Serves 3-4 (as a side dish)
Skill level: Easy

1 tbsp olive oil
3 x shallots, finely chopped
2 x garlic cloves, very finely chopped
2-3 x fennel bulbs, trimmed
juice of 1 x fresh lemon
8-10 x baby plum tomatoes, quartered
1 tsp Aleppo pepper (pul biber) or ½-1 tsp chilli flakes

½ tsp smoked paprika
3-4 saffron threads
2 x bay leaves
250ml chicken (or vegetable) stock
salt and freshly ground black pepper
a pinch of sugar (optional)
bronze fennel fronds, chopped (or fresh flat leaf parsley)

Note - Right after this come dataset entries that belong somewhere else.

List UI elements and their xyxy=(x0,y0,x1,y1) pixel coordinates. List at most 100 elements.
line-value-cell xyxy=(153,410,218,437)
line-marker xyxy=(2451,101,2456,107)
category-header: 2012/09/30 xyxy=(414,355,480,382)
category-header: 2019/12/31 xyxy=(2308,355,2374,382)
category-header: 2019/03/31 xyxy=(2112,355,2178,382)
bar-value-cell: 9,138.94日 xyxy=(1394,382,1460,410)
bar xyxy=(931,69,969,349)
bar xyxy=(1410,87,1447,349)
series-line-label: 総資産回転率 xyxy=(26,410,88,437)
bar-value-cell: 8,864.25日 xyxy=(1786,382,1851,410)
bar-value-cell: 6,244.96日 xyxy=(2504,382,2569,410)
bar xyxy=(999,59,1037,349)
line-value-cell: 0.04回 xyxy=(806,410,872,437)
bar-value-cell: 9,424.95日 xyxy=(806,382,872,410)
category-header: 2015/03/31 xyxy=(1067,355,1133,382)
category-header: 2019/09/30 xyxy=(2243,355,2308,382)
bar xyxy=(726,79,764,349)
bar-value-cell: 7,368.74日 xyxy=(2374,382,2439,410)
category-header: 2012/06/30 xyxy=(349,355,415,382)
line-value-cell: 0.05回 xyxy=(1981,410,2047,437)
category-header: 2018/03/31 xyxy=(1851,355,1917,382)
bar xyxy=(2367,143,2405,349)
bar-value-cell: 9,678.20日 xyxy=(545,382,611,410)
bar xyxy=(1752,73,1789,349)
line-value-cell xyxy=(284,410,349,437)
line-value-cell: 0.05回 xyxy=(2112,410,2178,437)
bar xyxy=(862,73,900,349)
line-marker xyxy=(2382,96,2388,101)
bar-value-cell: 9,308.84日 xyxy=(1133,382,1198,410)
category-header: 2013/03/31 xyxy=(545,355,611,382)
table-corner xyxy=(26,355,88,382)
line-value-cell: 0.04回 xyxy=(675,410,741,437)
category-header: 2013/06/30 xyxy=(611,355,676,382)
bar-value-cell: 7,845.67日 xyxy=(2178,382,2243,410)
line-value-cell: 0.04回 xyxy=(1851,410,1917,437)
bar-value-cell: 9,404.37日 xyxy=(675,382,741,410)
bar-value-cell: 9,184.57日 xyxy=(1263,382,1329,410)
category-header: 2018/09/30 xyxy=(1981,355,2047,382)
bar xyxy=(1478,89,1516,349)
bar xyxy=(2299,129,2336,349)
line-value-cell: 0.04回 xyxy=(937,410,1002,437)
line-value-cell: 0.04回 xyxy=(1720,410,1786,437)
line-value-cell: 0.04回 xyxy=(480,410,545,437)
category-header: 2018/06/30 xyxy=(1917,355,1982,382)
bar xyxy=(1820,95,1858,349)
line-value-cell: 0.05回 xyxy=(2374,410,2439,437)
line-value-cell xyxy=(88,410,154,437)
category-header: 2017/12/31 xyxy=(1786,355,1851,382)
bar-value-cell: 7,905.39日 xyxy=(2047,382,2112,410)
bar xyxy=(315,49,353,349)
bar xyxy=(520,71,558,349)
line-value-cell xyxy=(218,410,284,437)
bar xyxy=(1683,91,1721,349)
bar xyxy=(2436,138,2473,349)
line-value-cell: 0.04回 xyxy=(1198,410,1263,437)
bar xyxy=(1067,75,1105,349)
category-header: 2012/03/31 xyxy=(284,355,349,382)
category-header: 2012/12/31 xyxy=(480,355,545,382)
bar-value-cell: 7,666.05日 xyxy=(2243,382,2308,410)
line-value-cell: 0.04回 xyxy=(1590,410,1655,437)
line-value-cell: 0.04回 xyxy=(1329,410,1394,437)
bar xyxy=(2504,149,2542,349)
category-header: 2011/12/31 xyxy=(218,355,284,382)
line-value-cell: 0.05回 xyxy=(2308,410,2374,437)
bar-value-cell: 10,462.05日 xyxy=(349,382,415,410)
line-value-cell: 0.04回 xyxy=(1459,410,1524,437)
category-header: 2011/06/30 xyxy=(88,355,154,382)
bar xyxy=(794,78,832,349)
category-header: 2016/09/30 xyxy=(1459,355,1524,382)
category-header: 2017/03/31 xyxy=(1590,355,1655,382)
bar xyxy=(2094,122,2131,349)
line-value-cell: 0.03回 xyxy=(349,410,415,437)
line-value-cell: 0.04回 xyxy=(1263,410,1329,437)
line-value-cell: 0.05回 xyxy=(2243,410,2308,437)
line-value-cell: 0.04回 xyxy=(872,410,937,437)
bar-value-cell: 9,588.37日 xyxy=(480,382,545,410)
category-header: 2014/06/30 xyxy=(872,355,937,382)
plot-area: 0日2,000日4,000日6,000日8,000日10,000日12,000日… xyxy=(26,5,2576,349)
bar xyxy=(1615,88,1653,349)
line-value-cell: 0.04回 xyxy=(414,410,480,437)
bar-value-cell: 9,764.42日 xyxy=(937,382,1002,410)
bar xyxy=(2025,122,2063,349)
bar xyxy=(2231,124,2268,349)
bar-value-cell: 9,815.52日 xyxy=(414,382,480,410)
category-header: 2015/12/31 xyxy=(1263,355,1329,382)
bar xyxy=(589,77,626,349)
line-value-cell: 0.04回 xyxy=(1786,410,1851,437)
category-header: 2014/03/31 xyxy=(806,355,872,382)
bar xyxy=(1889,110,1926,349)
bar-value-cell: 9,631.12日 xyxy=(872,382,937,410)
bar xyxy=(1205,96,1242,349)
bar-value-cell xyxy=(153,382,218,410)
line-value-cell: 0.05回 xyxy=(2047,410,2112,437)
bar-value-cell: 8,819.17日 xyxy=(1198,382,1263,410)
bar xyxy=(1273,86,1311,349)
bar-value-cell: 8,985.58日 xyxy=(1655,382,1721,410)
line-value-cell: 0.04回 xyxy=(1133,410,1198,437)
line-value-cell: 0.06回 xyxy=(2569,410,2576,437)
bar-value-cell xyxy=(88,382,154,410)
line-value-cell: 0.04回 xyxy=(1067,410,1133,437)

  1. Trim, then remove the tough outer layers of the fennel and cut into quarters lengthways. Put the fennel in a bowl and squeeze over the lemon juice. Toss well to ensure that the fennel is well coated with juice. Set aside while you fry the onions and garlic.
  2. Heat olive oil in a saucepan and gently fry the onions for 5 minutes until beginning to soften. (I like to add a pinch of salt at this stage to bring out the onion juices.) Add the garlic and continue to fry for 2 minutes. Add the tomatoes and continue to fry for 1 minute before adding the spices, saffron and bay leaves. Stir well to combine before tipping in the chicken stock together with the fennel and lemon juice.
  3. Turn up the heat until the liquid begins to boil, before reducing the heat and simmer (with a lid on) for about 40 minutes until the fennel is completely softened.
  4. Check the seasoning. You may also need to add a pinch of sugar to balance out the sour lemon flavours.
  5. Serve at room temperature - it will be much tastier. Sprinkle over a little chopped fresh bronze fennel leaves.


  • Add a few chopped olives and the zest of a lemon too.
  • We thought it would be lovely in the summer as part of a mezze feast or as a main vegetarian course with loads of crusty fresh bread. 

1 comment:

Petra said...

It looks beautiful! I have never heard of this pepper and must try and find it as it sounds delicious!